詩人の恋


「タクシーに乗れば空港へ行けるのに」。アメリカ映画などでは大抵バスはどこかへ旅立つ乗り物だが、ここでは行って帰るだけの、「遠くへ行きたい」と願うテッキ(ヤン・イクチュン)にとって悲しみと共にある乗り物だ。悲しみを糧にする詩人の彼はそれ故その中で言葉を紡ぐ。

しかし「アゴ女」の指摘によれば、当初のテッキの詩には悲しみが姿を表していないようだ。それがセユン(チョン・カラム)と出会って雄弁になる。彼の美しさと、自分と同じ「遠くに行きたい」という望みがテッキの土壌に新たな何かを蒔き、芽吹かせる。夜の闇をゆくバスの座席で並んで死を詠むのは、悲しい曲を心から楽しんで奏でる連弾のようだ。

テッキの悲しみの源は、「役に立つ」ことを是とする世の通念である。「役に立つ」は「遠くへ行く」と相反する(結局彼は役に立ってしまったことで遠くへ行けなくなる)。その反対にあるのが例えばドーナツ…精子をたくさん出すためのエイの性器や出したからの豚肉と違って「役に立たない」、ふわふわの食べ物。詩人とドーナツ、何ていい組み合わせだろう。
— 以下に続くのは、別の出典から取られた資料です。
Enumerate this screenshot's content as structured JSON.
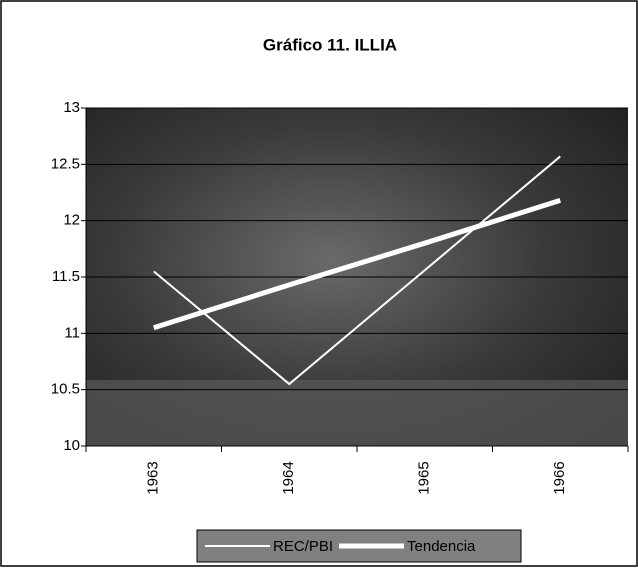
{
  "chart_data": {
    "type": "line",
    "title": "Gráfico 11. ILLIA",
    "categories": [
      "1963",
      "1964",
      "1965",
      "1966"
    ],
    "series": [
      {
        "name": "REC/PBI",
        "color": "#ffffff",
        "width": 2,
        "values": [
          11.55,
          10.55,
          11.56,
          12.57
        ]
      },
      {
        "name": "Tendencia",
        "color": "#ffffff",
        "width": 5,
        "values": [
          11.05,
          11.43,
          11.8,
          12.18
        ]
      }
    ],
    "ylim": [
      10,
      13
    ],
    "yticks": [
      10,
      10.5,
      11,
      11.5,
      12,
      12.5,
      13
    ],
    "grid": true,
    "legend": "bottom"
  }
}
一方で彼自身はセユンに「役に立つ」物をひたすらあげようとするのが面白い。

予告からは想像しなかった類の場面だけれど、序盤にテッキはセユンが女に股間をまさぐられる姿を見て欲情する。女は女が何かされているのを見て欲情するようにいわば教育されているが(それは大仰に言えば、いや大仰じゃないと思うけど、家父長制の存続のためだ)男にはあまりそうした機会がない。監督に言わせたら全然違うのかもしれないけれど、私としてはこのくだりに最も、女性が男性を描いた意味があるように思われた。

(以下「ネタバレ」です)

「遠くへ行きたい」という思いは多くの人にとってクソの役にも立たないものでしかない。プールサイドでそっと腿に置いた手から何かが流れ込んだかのように「どこにも行けない」と言ったセユンに対し、テッキが詩人であることを辞めると申し出る時、それを(理由はあるが)拒絶されて拳を振るう時、ああもう二人は一緒に遠くには行けないと予感した。彼が彼である限り、悲しい物語でしかない、これはそんな物語なのだ。